I would caution against using models that are trained on these datasets as they are inherently biased. While they perform well under holdout or cross-validation conditions, they struggle to generalise effectively outside of their training datasets (even when testing within the same domain).
Hoy, N. and Koulouri, T., 2022, December. Exploring the generalisability of fake news detection models. In 2022 IEEE International Conference on Big Data (Big Data) (pp. 5731-5740). IEEE.
Have you tried this model with real examples like There is war between Ukraine and Russia, I found when testing with real world news statements it makes wrong predictions. Please correct me if I am wrong. Almost it classified given sentences as FAKE.
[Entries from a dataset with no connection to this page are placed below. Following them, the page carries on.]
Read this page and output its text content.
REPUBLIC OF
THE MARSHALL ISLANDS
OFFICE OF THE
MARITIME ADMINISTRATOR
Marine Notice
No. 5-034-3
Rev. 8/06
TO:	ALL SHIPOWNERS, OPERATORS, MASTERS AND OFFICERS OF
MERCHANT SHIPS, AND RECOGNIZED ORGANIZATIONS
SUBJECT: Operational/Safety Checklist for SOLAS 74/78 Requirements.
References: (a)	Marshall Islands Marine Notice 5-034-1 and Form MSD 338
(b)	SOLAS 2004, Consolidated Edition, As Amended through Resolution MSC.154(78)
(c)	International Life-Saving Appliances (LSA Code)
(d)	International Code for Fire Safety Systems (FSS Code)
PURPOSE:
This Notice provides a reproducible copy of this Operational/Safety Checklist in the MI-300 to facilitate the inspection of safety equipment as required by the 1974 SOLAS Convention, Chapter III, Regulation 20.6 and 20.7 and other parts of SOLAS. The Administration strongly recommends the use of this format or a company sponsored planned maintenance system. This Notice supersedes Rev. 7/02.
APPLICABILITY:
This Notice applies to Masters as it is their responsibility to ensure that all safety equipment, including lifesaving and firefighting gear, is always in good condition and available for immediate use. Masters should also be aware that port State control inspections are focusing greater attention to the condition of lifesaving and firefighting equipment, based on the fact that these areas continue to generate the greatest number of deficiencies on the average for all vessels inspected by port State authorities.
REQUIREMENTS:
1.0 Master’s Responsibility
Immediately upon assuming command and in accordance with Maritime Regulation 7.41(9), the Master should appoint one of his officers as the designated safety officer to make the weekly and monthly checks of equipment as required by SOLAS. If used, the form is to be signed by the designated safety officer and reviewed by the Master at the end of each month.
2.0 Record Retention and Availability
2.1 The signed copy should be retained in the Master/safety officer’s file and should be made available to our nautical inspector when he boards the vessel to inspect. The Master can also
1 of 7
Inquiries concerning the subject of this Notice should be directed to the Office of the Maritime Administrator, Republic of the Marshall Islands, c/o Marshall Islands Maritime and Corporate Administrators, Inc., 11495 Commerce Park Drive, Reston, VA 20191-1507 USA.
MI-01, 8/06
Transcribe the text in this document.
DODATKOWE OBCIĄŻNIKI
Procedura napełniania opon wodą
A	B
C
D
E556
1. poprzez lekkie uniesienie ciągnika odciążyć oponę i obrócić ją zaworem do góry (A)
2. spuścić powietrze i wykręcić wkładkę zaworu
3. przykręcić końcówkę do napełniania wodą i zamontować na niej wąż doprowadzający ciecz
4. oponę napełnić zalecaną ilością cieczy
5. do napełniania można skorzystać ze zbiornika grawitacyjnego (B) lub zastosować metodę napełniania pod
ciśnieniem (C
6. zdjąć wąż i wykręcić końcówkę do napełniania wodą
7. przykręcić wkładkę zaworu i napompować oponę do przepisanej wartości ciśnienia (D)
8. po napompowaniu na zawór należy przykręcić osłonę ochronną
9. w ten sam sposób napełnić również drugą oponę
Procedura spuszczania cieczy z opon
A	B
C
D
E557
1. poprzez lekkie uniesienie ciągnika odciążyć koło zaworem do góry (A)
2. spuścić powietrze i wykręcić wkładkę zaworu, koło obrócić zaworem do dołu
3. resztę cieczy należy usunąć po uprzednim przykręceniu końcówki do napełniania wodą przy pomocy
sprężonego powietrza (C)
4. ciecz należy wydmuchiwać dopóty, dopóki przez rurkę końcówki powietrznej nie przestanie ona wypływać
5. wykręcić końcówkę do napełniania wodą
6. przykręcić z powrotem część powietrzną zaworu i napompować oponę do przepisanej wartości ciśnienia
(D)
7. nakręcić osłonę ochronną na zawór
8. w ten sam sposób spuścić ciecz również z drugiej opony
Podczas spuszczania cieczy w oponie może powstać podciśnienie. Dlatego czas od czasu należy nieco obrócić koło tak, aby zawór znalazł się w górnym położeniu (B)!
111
I would caution against using models that are trained on these datasets as they are inherently biased. While they perform well under holdout or cross-validation conditions, they struggle to generalise effectively outside of their training datasets (even when testing within the same domain).
Hoy, N. and Koulouri, T., 2022, December. Exploring the generalisability of fake news detection models. In 2022 IEEE International Conference on Big Data (Big Data) (pp. 5731-5740). IEEE.
Yeah I agree with this 100%, I am also searching for solution for this. I found the same issue on Kaggle notebooks which claimed more than 97% accuracy which used ROBERTA, BERT and other models and finetuned with LIAR, fake-real etc. datasets.